Fine for tyre dealer who failed to submit waste transfer notes
A tyre dealer and repairer has been prosecuted for failing to submit waste transfer notes when asked to move 844 tyres from his Derbyshire base.
The Environment Agency visited the premises of ECO Tyres in Swadlincote on 5 September 2023 after the regulator received information that a large number of tyres were being stored around the premises. The officers returned to the site on 11 October 2023 and found that the tyres had been removed. However, the Director of the company failed to produce the respective waste transfer note(s).

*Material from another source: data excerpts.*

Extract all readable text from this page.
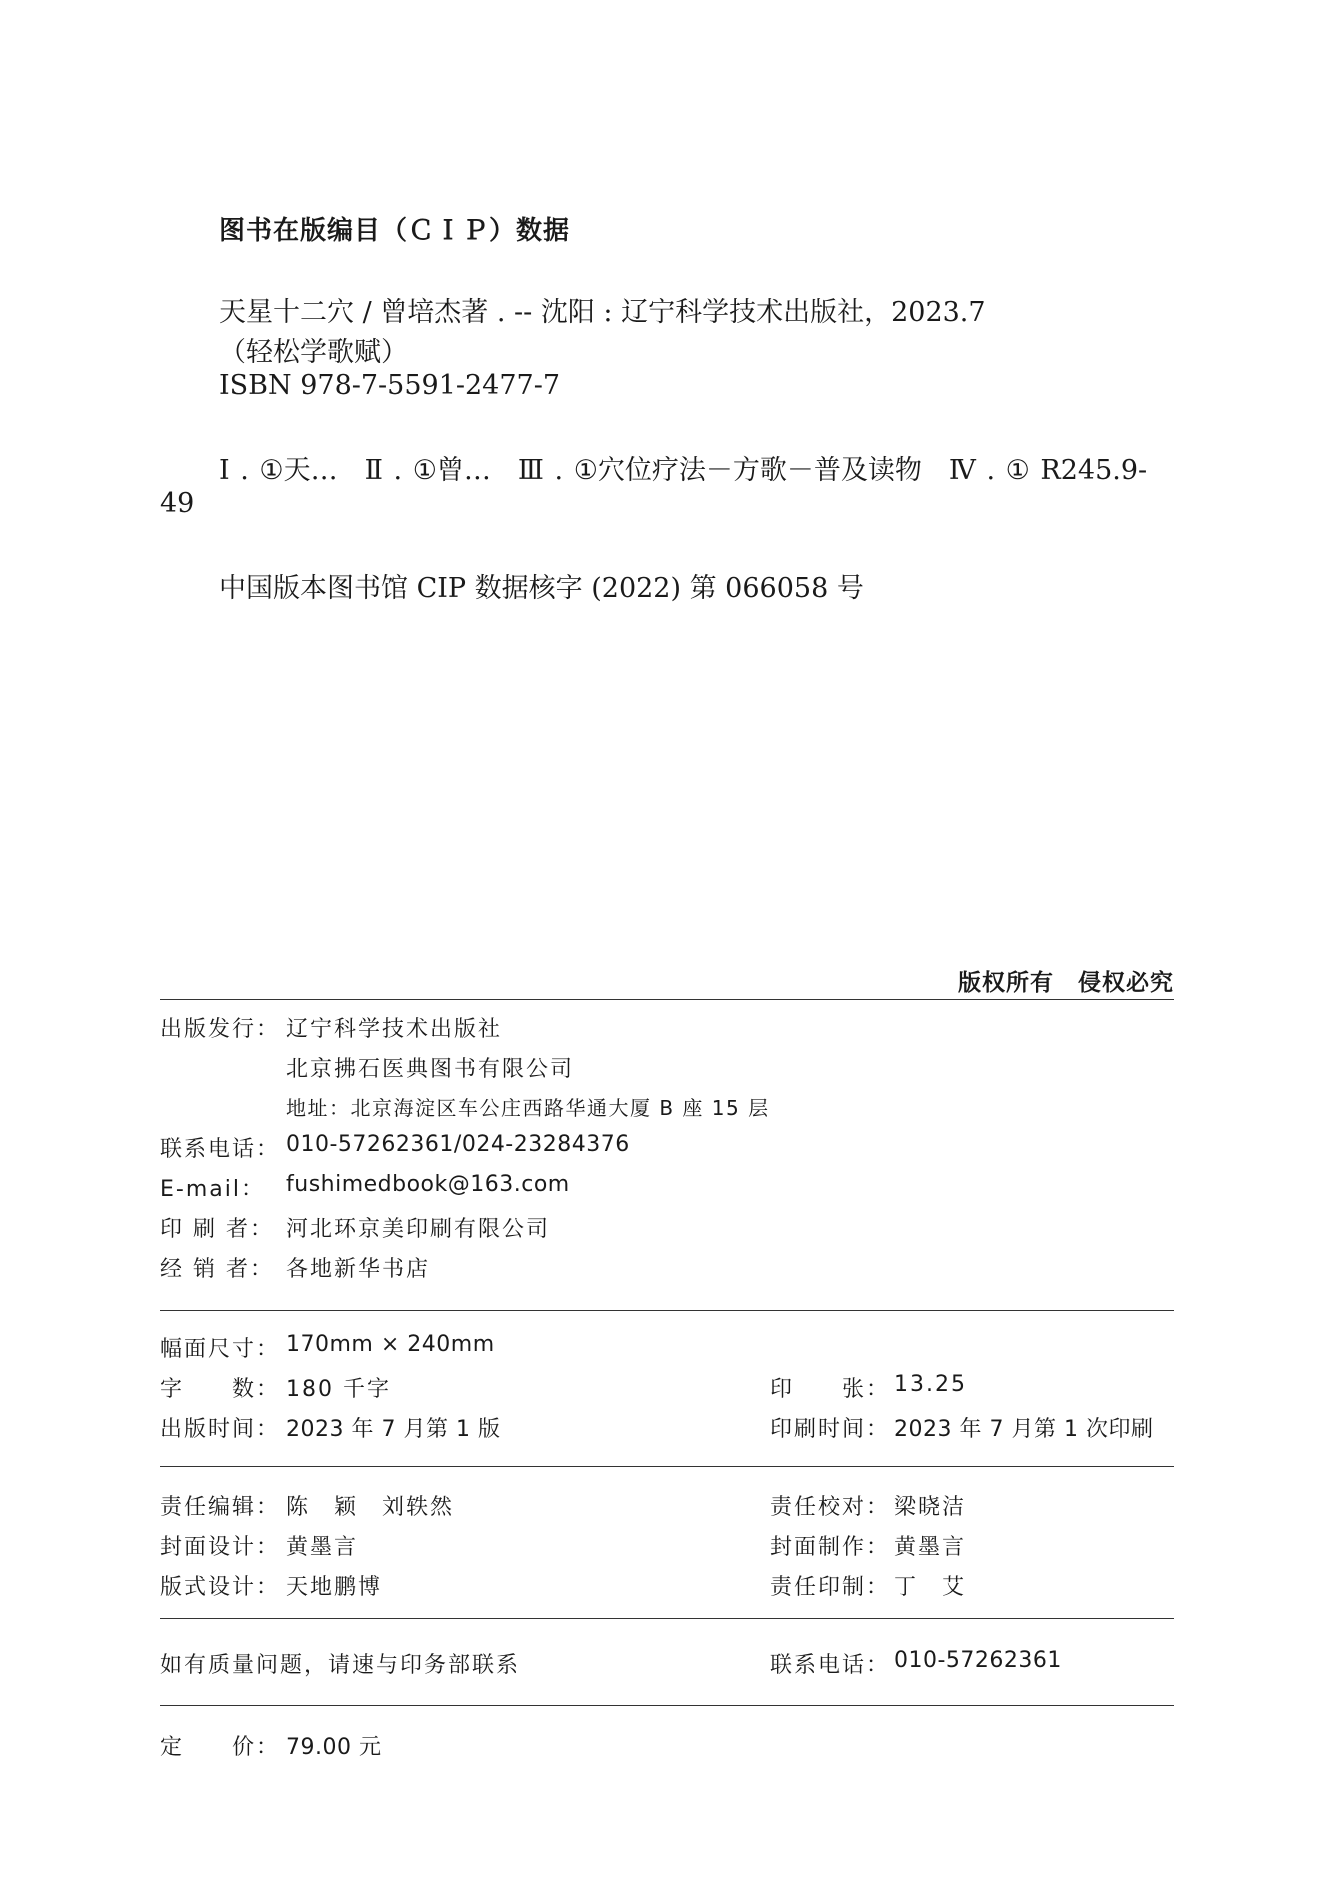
图书在版编目（ＣＩＰ）数据
天星十二穴 / 曾培杰著 . -- 沈阳 : 辽宁科学技术出版社，2023.7
（轻松学歌赋）
ISBN 978-7-5591-2477-7
Ⅰ . ①天…　Ⅱ . ①曾…　Ⅲ . ①穴位疗法－方歌－普及读物　Ⅳ . ① R245.9-
49
中国版本图书馆 CIP 数据核字 (2022) 第 066058 号
版权所有　侵权必究
出版发行： 辽宁科学技术出版社
北京拂石医典图书有限公司
地址：北京海淀区车公庄西路华通大厦 B 座 15 层
联系电话： 010-57262361/024-23284376
E-mail： fushimedbook@163.com
印 刷 者： 河北环京美印刷有限公司
经 销 者： 各地新华书店
幅面尺寸： 170mm × 240mm
字　　数： 180 千字	印　　张： 13.25
出版时间： 2023 年 7 月第 1 版	印刷时间： 2023 年 7 月第 1 次印刷
责任编辑： 陈　颖　刘轶然	责任校对： 梁晓洁
封面设计： 黄墨言	封面制作： 黄墨言
版式设计： 天地鹏博	责任印制： 丁　艾
如有质量问题，请速与印务部联系	联系电话： 010-57262361
定　　价： 79.00 元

Further attempts to contact the Director via phone and email were ignored. The Director was issued a fixed penalty notice for failing to produce waste transfer notes, which he then failed to pay.
Every person who produces, carries, keeps or disposes of waste is subject to the duty of care, which requires that waste is managed appropriately, including ensuring transfers of waste are recorded.
Breaches
The Director was fined for breaching Section 34(5) and Section 34(6) of the Environmental Protection Act 1990 and Regulation 35 of the Waste (England & Wales) Regulations 2011:
Penalty
The Director was fined £518, with costs of £600 and a victim surcharge of £207.
Yorkshire Water enters a record £1million civil sanction following water pollution
Yorkshire Water has had an enforcement undertaking for £1million accepted after it was found to have polluted the Hookstone Beck in Harrogate.
Yorkshire Water’s Hookstone Road combined sewer overflow has an environmental permit which allows a discharge into the beck when the storm sewage facility is full due to rainfall or snow melt.
On 31 August 2016, the Environment Agency received a report of pollution to the Hookstone Beck. This was traced to the overflow at Hookstone Road, which had blocked. Yorkshire Water was not alerted of this issue due to faulty telemetry equipment.
An Environment Agency investigation found that almost 1,500 fish had been killed and water quality was affected for 2.5km downstream. A series of further blockages and discharges took place in the following months.
A detailed Environment Agency investigation followed to measure the impact of ammonia releases. An assessment of Event Duration Monitoring data confirmed that Yorkshire Water was in breach of its environmental permit.
Enforcement Undertaking
In response to the Environment Agency’s investigation, Yorkshire Water submitted an Enforcement Undertaking to the Environment Agency. This proposed a charitable donation totalling £1m, which is the largest ever accepted by the regulator.
Enforcement Undertakings are a voluntary offer made by companies or individuals to make amends for their offending, and usually includes a payment to an environmental charity to carry out environmental improvements in the local area.
£500,000 of the Enforcement Undertaking went to Yorkshire Wildlife Trust, while the other £500,000 went to the Yorkshire Dales Rivers Trust.
As part of the Enforcement Undertaking requirements, Yorkshire Water has carried out a significant £1.85m improvement and rebuilding project to the overflow and surrounding sewer network to bring it back into compliance with the environmental permit.
Two brothers jailed and banned from acting as company directors following waste offences
The operators of a quarry near Stevenage have been given prison sentences after they were found to have stored and buried large quantities of waste illegally.
The Codicote Quarry Ltd site held a permit to treat and store a limited amount of soil waste. An Environment Agency investigation found that the quarry went beyond what was authorised by the permit.
The suspect material was predominately household, commercial and industrial waste, but also electrical items, car parts, furniture, food packaging, wood and metal. In all, at least 200,000 cubic metres of banned and potentially harmful material.
The Environment Agency first questioned the men operating the quarry in 2017 about the amount of waste the quarry was holding. Supported by Hertfordshire County Council, the Environment Agency undertook a large number of on-site checks to get the operators to comply with the law. However, the waste piles grew and began to decompose.
As well as storing piles of waste, the operators were also burying it under a layer of chalk. By November 2017, with the quarry holding so much illegal and contaminated waste, the Environment Agency suspended the site’s permit.
Environment Agency Officers later issued two notices aiming at getting the waste removed, but these were not complied with and none of it was taken away as required by the Environment Agency.
The illegal disposals means the site will need monitoring for many years to minimise the risk of polluting the nearby River Mimram and groundwater sources as the quarry was not set up for landfill.
Breaches
The men were prosecuted for breaches of the Environmental Permitting (England and Wales) Regulations 2016 and the Environmental Protection Act 1990.
Penalties
One of the men was handed a 17-month prison term, while the other, was sentenced to 12 months, suspended for 2 years.
The court also banned the men from acting as company directors for 8 years.
Any award of costs or a confiscation order against the men and Codicote Quarry Ltd will be considered at a later date.